There are plenty of what-ifs and unforeseen twists in any hockey coach's life. Considering the odyssey Bruce Boudreau traveled to reach the Washington Capitals, he probably had more than most.
Still, it is crazy to think there was an afternoon in the summer of 2005 when fate (or, more specifically, Anaheim general manger Brian Burke) could have intervened and Boudreau might never have coached the Hershey Bears or eventually the Caps.
Before offering the Hershey job to Boudreau, Washington general manager George McPhee asked him not to answer the phone for 24 hours - he knew Boudreau was a candidate for Portland's coaching vacancy. As Boudreau remembers in "Gabby: Confessions of a Hockey Lifer," a new book he co-wrote with Tim Leone, McPhee was a little late with his offer.
The book hits stores Saturday. Boudreau and Leone will be at Kettler Capitals Iceplex that day to celebrate by signing copies.
"I was at a golf tournament in Manchester," Boudreau said Wednesday. "It was like noon until noon that he had told me [not to take any calls], and I didn't get off the course until like 6 [p.m., and] before then he called. I was really excited. It was like 20 days, 22 days after I had been fired [by the Monarchs], and I was in Manchester around all these people that I could tell [about the job]. It was pretty cool."
Taking the job with the Bears proved to be one of the smartest decisions Boudreau has made. Not only did he lead Hershey to the Calder Cup in his first season (after four years of first-round exits in Manchester), he eventually got his chance in the NHL with the Caps and produced a storybook-esque march to a division title and the Jack Adams Award as coach of the year in 2007-08.
When Boudreau showed up at a Hershey playoff game that season, Leone approached him about writing a book, and the coach agreed immediately.

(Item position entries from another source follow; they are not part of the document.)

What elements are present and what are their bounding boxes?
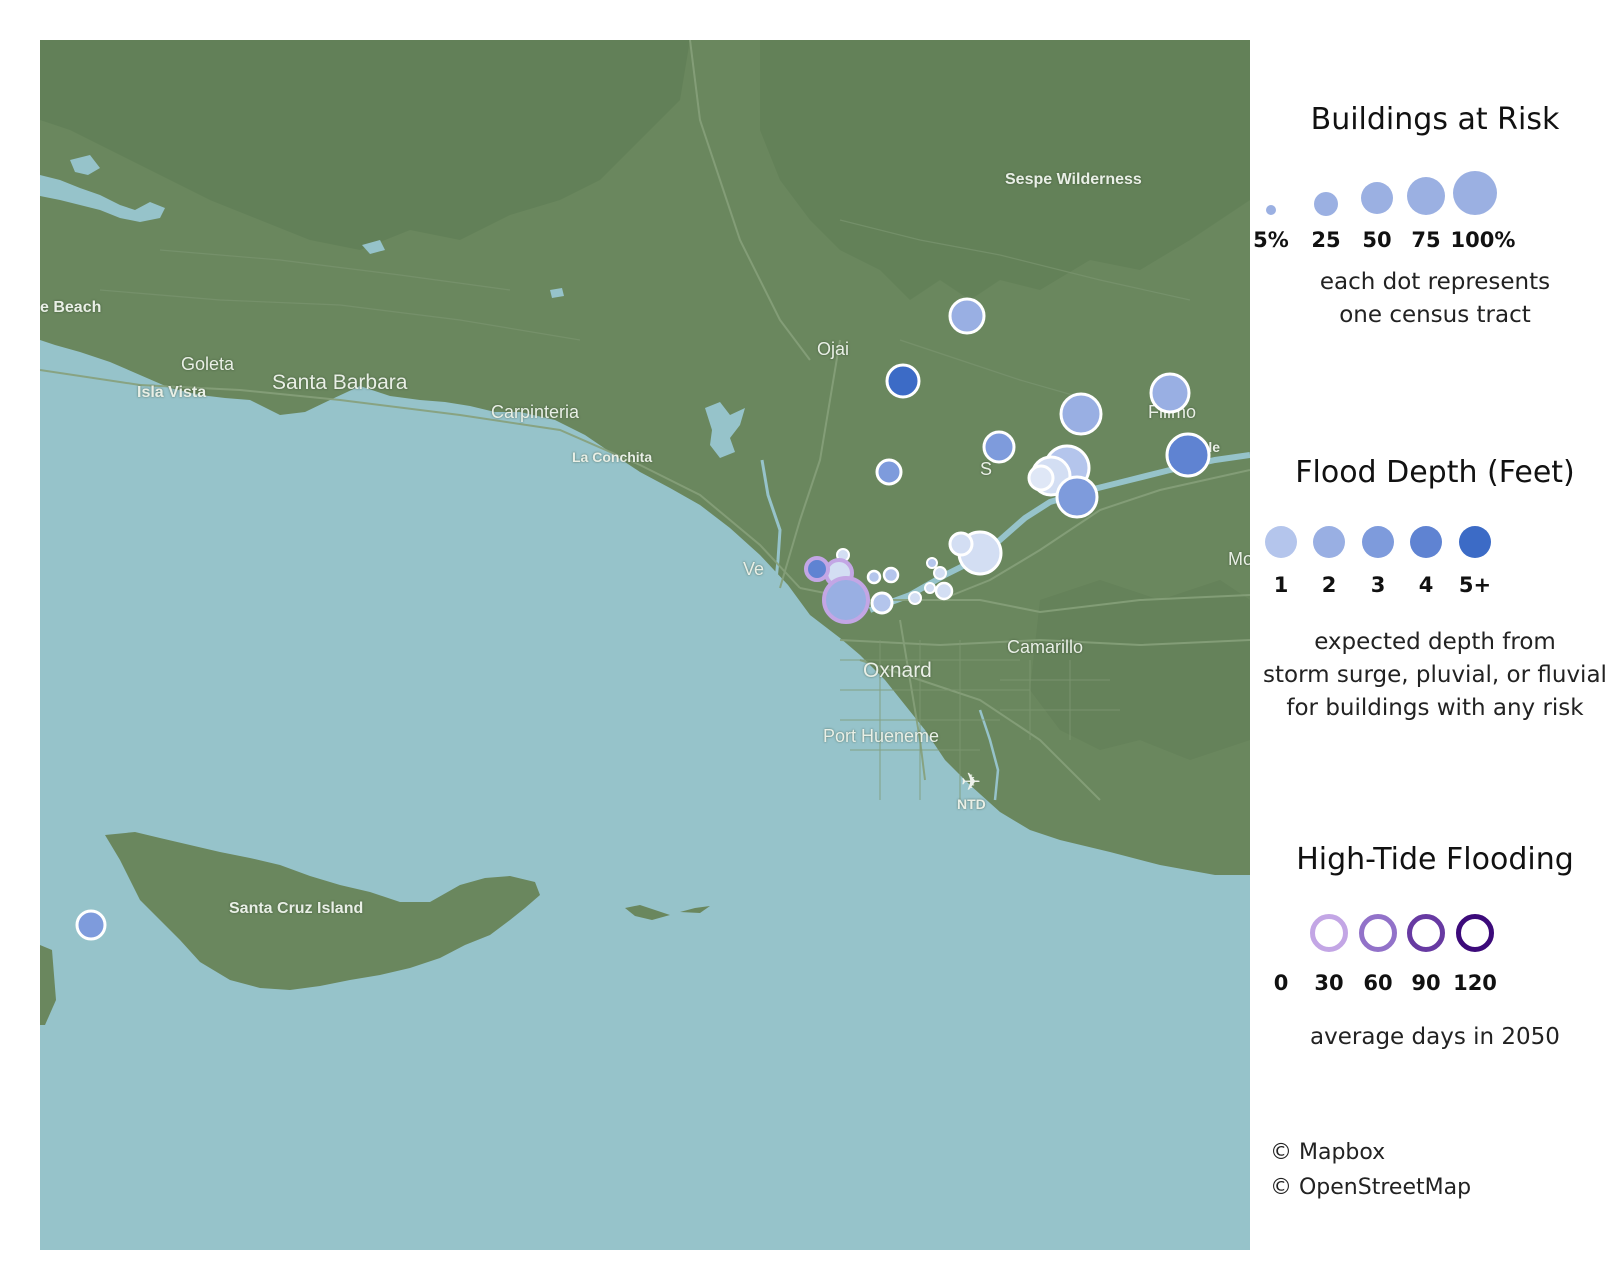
legend-caption-line: storm surge, pluvial, or fluvial [1263,662,1607,688]
legend-depth-scale [1250,512,1620,572]
legend-tide-tick: 30 [1314,971,1344,995]
legend-tide-tick: 120 [1453,971,1497,995]
tract-marker[interactable] [870,591,894,615]
legend-depth-tick: 2 [1321,573,1337,597]
legend-tide-swatch [1407,914,1445,952]
tract-marker[interactable] [924,582,936,594]
tract-marker[interactable] [908,591,922,605]
tract-marker[interactable] [1149,372,1191,414]
legend-caption-line: average days in 2050 [1310,1024,1560,1050]
legend-tide-tick: 90 [1411,971,1441,995]
legend-tide-swatch [1456,914,1494,952]
legend-caption-line: expected depth from [1314,629,1556,655]
tract-marker[interactable] [882,566,900,584]
legend-caption-line: for buildings with any risk [1286,695,1584,721]
legend-depth-tick: 4 [1418,573,1434,597]
legend-size-tick: 50 [1362,228,1392,252]
legend-size-swatch [1361,182,1393,214]
map-panel[interactable]: Sespe Wilderness e Beach Goleta Isla Vis… [40,40,1250,1250]
legend-title-depth: Flood Depth (Feet) [1295,455,1575,490]
legend-size-swatch [1266,205,1276,215]
legend-size-swatch [1407,177,1445,215]
legend-tide-swatch [1359,914,1397,952]
tract-marker[interactable] [866,569,882,585]
legend-size-scale [1250,165,1620,225]
tract-marker[interactable] [1055,475,1099,519]
legend-size-tick: 100% [1450,228,1516,252]
legend: Buildings at Risk 5% 25 50 75 100% each … [1250,0,1620,1280]
legend-tide-swatch [1310,914,1348,952]
tract-marker[interactable] [885,363,921,399]
tract-marker[interactable] [75,909,107,941]
legend-caption-depth: expected depth from storm surge, pluvial… [1250,626,1620,725]
legend-caption-buildings: each dot represents one census tract [1250,266,1620,332]
tract-marker[interactable] [926,557,938,569]
tract-marker[interactable] [982,430,1016,464]
legend-size-tick: 75 [1411,228,1441,252]
legend-depth-tick: 3 [1370,573,1386,597]
legend-caption-tide: average days in 2050 [1250,1021,1620,1054]
legend-depth-tick: 1 [1273,573,1289,597]
tract-marker[interactable] [1165,432,1211,478]
tract-marker[interactable] [1059,392,1103,436]
legend-caption-line: one census tract [1339,302,1531,328]
legend-tide-swatch [1262,914,1300,952]
legend-size-tick: 5% [1253,228,1289,252]
tract-marker[interactable] [933,566,947,580]
legend-title-buildings: Buildings at Risk [1310,102,1560,137]
legend-tide-scale [1250,903,1620,963]
legend-depth-swatch [1362,526,1394,558]
legend-title-tide: High-Tide Flooding [1296,842,1574,877]
tract-marker[interactable] [948,297,986,335]
legend-tide-tick: 60 [1363,971,1393,995]
tract-marker[interactable] [934,581,954,601]
legend-depth-tick: 5+ [1458,573,1492,597]
legend-size-swatch [1453,171,1497,215]
legend-depth-swatch [1410,526,1442,558]
tract-marker[interactable] [1027,464,1055,492]
legend-size-swatch [1314,192,1338,216]
legend-depth-swatch [1265,526,1297,558]
tract-marker[interactable] [875,458,903,486]
credit-mapbox[interactable]: © Mapbox [1270,1140,1385,1165]
tract-marker[interactable] [804,556,830,582]
credit-openstreetmap[interactable]: © OpenStreetMap [1270,1175,1471,1200]
legend-depth-swatch [1459,526,1491,558]
legend-tide-tick: 0 [1273,971,1289,995]
legend-depth-swatch [1313,526,1345,558]
legend-size-tick: 25 [1311,228,1341,252]
legend-caption-line: each dot represents [1319,269,1551,295]
tract-markers [75,297,1211,941]
tract-marker[interactable] [822,576,870,624]
tract-marker[interactable] [948,531,974,557]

After about 60 hours of interview sessions - most of them coming in May and June of 2008 at Boudreau's former home in Harrisburg, Pa. - Leone took a detailed look at an improbable trek for a former minor league journeyman who finally earned a chance at the big time and didn't waste it.
"When he got promoted [to the Caps], that whole Cinderella possibility was hanging out there, and that's when I started thinking about it," said Leone, a reporter who covered Boudreau for the Patriot-News in Harrisburg. "As the course of the season went on, he brought the team back to make the playoffs, [and] it just seemed like a natural."
In the book, Boudreau recounts a playing career that was short-circuited by an inability to be as dedicated as he needed to be. Many of his experiences - and the lessons he learned from them - helped make him the successful coach he turned out to be.
Boudreau wants others to learn from his mistakes as a player but also from his triumphs as a coach.
"To me, Bruce is more honest with himself in public than most of us are with ourselves in private. It is this metamorphosis, and it is hard to quantify, but somehow that plays into his success as a coach," Leone said. "Yeah, there are fun stories, and, yeah, it is entertaining, but it really is an epic tale of perseverance. This has very much been a style over substance culture, and then this is a case of a substance-over-style guy finally getting his chance and proving he can do the job."
Boudreau said he wanted a "rated-PG book," but there are some juicy stories - especially about his departure from Manchester and his dealings with Sean Avery. He was let go by the Monarchs despite leading the franchise to the playoffs in its first four years of existence, but Boudreau paints a picture of backstabbing and betrayal by a couple of people in the organization who he felt wanted him gone.
Not only did Boudreau lead the Bears to back-to-back appearances in the Calder Cup Finals, he also went 7-0-1 against the Monarchs, including a four-game sweep in the Eastern Conference finals in 2007.
Boudreau coached Avery for the Monarchs, and the experience ended up being a negative one. But that was tame compared with what Boudreau recalled Avery saying during Game 7 in the first round of the last year's playoffs against the New York Rangers.
"He told me I was the biggest, fattest bleeping pig he had ever seen," Boudreau said in the book. "He told me I was fatter than bleeping Ken Hitchcock. He told me I was going to die because I was such a fat bleep."
Washington and Hershey fans will enjoy the stories from before Boudreau became one of the most beloved coaches in the history of both franchises. Hockey fans who don't know his story will be able to fill in the blanks about just how far Boudreau had to go before realizing his dream.
"I have a lot of respect [for him] as a coach but also as a fan of hockey," Caps forward Brooks Laich said. "He is just a huge fan of the sport. I would definitely like to read his book, but I told him even though he has been around the game his whole life and he's played and coached for years, I think he's just at the tip of the iceberg.
"I think he's going to have to write another book in five or 10 years because we're going to go through a lot in Washington."